Pre-tax profits climbed to pounds 25.5m in the year to September, compared with pounds 18.2m last time, while the dividend was set at 46p, up from 43.5p.

The record results, which were ahead of expectations, sent the shares higher to 1355p, from 1337.5p.

After a share buy-back last year, and pounds 5.6m spent on acquisitions, Euromoney had cash on hand of pounds 27.4m, and said it would continue to look for likely buying opportunities. In the past, targets have included companies in France and the US.

Euromoney, one of the most successful specialist magazine publishers, is controlled by the Rothermere family, which owns the Daily Mail and General Trust. It has built up a stable of magazines and conferences titles, usually by offering owners "earn-outs" that keep key managers in place for several years after the acquisition.

But the company ran into trouble when some senior management began to leave once most of their earned profits had been made. At the same time, the fast pace of acquisition led to what once analyst yesterday called "indigestion".

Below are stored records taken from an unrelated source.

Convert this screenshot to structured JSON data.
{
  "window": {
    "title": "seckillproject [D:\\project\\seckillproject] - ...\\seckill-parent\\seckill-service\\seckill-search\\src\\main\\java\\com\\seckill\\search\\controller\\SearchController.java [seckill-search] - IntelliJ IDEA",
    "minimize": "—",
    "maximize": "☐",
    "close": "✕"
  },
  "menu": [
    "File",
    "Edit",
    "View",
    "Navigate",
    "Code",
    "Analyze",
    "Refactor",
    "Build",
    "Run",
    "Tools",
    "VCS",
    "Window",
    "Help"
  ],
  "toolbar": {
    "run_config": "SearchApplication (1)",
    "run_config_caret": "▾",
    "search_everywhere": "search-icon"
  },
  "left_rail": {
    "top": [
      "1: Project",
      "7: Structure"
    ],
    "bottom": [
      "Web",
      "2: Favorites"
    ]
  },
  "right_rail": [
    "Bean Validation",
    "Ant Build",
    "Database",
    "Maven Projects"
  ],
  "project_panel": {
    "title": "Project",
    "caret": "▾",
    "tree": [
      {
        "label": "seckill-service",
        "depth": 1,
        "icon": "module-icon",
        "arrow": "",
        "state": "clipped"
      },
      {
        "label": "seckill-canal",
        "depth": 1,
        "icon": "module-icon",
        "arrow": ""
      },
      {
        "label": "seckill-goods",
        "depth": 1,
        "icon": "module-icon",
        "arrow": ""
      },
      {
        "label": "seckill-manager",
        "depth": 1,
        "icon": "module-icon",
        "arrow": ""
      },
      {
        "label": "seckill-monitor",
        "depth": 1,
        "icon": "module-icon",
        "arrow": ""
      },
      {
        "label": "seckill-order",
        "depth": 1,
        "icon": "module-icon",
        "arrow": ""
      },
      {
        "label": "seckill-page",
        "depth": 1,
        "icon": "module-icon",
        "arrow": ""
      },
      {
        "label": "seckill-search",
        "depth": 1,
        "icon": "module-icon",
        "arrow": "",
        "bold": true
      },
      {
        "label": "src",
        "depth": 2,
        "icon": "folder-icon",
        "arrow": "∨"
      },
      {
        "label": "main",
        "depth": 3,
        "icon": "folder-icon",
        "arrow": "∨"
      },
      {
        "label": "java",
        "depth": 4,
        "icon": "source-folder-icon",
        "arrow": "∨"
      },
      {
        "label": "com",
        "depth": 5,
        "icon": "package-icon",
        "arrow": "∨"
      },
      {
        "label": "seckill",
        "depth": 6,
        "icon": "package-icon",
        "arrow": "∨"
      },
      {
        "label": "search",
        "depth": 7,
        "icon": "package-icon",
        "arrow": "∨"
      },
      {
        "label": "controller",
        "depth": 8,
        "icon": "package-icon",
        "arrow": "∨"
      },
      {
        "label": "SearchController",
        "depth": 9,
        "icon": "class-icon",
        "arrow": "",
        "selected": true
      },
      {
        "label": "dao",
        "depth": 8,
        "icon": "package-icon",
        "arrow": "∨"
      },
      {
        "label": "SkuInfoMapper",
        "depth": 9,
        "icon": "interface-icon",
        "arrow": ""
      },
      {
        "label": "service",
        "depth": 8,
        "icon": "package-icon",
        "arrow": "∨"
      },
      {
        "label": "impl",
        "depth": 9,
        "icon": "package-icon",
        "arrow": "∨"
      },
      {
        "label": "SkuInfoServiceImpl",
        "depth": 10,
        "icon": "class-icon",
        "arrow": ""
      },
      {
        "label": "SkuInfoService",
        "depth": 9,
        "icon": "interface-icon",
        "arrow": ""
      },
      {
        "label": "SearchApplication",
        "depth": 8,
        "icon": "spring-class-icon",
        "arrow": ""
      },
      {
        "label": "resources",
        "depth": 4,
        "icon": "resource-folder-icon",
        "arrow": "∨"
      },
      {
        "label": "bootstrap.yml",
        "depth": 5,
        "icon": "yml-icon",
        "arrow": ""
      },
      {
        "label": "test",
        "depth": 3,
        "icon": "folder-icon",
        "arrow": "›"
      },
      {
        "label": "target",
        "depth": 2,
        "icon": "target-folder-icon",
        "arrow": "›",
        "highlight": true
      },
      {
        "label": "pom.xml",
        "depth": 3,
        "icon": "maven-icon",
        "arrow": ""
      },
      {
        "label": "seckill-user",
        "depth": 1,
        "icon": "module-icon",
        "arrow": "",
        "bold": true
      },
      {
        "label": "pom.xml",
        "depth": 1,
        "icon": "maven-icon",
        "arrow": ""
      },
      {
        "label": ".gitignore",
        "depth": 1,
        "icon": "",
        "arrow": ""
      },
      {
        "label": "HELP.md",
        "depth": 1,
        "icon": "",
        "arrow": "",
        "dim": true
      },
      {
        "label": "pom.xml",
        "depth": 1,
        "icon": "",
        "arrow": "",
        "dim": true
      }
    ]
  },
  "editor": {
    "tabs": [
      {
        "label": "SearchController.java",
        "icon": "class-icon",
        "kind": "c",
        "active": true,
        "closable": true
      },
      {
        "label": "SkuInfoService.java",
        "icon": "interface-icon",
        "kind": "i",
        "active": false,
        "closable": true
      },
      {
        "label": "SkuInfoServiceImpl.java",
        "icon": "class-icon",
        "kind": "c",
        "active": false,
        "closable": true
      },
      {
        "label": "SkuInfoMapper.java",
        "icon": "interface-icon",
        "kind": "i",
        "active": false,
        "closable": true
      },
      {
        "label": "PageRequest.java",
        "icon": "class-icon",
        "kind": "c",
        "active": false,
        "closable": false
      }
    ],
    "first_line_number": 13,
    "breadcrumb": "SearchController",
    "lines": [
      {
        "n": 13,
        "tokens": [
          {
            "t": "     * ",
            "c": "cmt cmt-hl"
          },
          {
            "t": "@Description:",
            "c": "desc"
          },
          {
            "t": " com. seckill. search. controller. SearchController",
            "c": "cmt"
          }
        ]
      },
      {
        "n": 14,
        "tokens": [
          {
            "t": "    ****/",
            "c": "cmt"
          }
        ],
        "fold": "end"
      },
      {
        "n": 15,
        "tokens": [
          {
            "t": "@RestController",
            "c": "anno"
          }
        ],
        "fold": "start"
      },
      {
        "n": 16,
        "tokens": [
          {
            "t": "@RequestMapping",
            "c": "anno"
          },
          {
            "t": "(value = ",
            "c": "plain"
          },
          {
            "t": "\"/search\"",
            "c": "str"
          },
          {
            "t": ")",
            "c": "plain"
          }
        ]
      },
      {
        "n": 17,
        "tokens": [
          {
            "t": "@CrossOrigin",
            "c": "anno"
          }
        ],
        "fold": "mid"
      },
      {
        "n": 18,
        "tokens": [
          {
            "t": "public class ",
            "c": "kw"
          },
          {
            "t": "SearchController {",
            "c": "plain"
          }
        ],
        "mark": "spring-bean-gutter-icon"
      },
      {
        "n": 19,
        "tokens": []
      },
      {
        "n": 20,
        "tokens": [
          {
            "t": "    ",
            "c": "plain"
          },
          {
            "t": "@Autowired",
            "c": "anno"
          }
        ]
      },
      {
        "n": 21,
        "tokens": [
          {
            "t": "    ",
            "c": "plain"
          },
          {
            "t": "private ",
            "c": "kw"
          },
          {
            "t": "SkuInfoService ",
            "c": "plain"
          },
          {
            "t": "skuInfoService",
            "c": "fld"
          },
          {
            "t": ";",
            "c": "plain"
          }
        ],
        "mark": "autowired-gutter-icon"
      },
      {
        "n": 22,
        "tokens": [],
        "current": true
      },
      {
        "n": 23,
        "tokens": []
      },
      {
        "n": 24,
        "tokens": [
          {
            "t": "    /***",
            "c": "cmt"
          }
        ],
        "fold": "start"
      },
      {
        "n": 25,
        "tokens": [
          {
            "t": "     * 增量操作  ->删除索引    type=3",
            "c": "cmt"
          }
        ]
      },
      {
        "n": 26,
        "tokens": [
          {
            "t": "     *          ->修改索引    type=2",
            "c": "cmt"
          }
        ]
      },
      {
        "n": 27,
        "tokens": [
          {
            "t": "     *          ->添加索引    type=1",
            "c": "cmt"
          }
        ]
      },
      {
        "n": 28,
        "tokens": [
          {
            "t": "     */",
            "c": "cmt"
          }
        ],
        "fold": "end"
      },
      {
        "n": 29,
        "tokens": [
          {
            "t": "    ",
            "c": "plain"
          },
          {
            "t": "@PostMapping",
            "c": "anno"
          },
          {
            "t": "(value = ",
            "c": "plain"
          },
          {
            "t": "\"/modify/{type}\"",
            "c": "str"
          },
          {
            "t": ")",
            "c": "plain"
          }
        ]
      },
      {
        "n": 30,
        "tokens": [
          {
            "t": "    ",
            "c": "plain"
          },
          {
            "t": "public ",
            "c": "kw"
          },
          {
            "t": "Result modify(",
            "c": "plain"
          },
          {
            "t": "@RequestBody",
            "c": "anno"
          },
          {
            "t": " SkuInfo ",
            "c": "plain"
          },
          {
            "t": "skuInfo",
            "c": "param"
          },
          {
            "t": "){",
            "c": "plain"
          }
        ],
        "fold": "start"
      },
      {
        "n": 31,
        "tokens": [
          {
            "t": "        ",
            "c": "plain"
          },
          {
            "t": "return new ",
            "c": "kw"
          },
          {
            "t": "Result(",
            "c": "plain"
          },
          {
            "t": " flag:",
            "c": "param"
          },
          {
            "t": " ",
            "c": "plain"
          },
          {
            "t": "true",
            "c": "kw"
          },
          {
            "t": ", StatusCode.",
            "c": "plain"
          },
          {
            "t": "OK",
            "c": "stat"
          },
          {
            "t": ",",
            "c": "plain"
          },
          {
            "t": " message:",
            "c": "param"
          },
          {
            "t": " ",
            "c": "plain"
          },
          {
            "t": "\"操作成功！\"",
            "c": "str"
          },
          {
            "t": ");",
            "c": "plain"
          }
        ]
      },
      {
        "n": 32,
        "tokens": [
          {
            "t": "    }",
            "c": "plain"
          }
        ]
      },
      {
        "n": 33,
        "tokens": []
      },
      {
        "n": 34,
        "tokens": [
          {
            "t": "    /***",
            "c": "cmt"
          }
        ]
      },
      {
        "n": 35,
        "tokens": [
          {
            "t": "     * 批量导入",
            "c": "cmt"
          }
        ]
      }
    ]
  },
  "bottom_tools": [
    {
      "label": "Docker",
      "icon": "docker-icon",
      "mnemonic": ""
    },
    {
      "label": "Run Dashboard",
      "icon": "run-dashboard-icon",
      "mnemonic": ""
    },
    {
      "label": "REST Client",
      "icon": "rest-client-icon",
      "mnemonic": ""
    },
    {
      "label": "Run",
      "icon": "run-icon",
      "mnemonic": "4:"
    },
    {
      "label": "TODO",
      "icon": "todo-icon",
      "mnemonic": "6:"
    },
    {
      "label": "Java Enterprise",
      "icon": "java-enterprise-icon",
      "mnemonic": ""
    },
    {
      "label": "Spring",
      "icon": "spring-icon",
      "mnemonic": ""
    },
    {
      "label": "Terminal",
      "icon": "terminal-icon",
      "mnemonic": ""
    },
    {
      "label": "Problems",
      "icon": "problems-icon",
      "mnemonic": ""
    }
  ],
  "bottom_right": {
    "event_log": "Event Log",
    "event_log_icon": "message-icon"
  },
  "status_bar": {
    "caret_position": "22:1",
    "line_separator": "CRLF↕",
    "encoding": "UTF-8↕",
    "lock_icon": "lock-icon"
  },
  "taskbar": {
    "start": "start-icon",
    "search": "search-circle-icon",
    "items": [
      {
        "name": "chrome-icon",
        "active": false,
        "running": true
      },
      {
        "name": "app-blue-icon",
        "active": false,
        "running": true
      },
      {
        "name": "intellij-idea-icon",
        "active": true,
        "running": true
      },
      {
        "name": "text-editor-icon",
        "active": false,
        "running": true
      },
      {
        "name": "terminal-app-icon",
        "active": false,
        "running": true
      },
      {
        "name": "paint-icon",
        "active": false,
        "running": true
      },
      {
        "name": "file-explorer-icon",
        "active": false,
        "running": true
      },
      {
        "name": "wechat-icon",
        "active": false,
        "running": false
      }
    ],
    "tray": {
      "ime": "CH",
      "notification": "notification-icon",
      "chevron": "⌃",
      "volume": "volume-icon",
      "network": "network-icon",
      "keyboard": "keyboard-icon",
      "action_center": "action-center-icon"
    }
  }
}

Cost-cutting, particularly of office overheads, has led to a marked improvement in overall margins, with several analysts upgrading their next-year forecasts. "They have certainly managed to cut costs beyond what we had been anticipating," one analyst said.

The company has also benefited from strong growth in advertising, and a buoyant market for corporate conferences and training.

The flagship Euromoney magazine has ridden the wave of strong stock and bond markets, and continued to perform strongly, the company said.

Of the cash on hand, Euromoney has set aside pounds 4m to fulfil existing earn- out arrangements, with the remainder available to fund further expansion.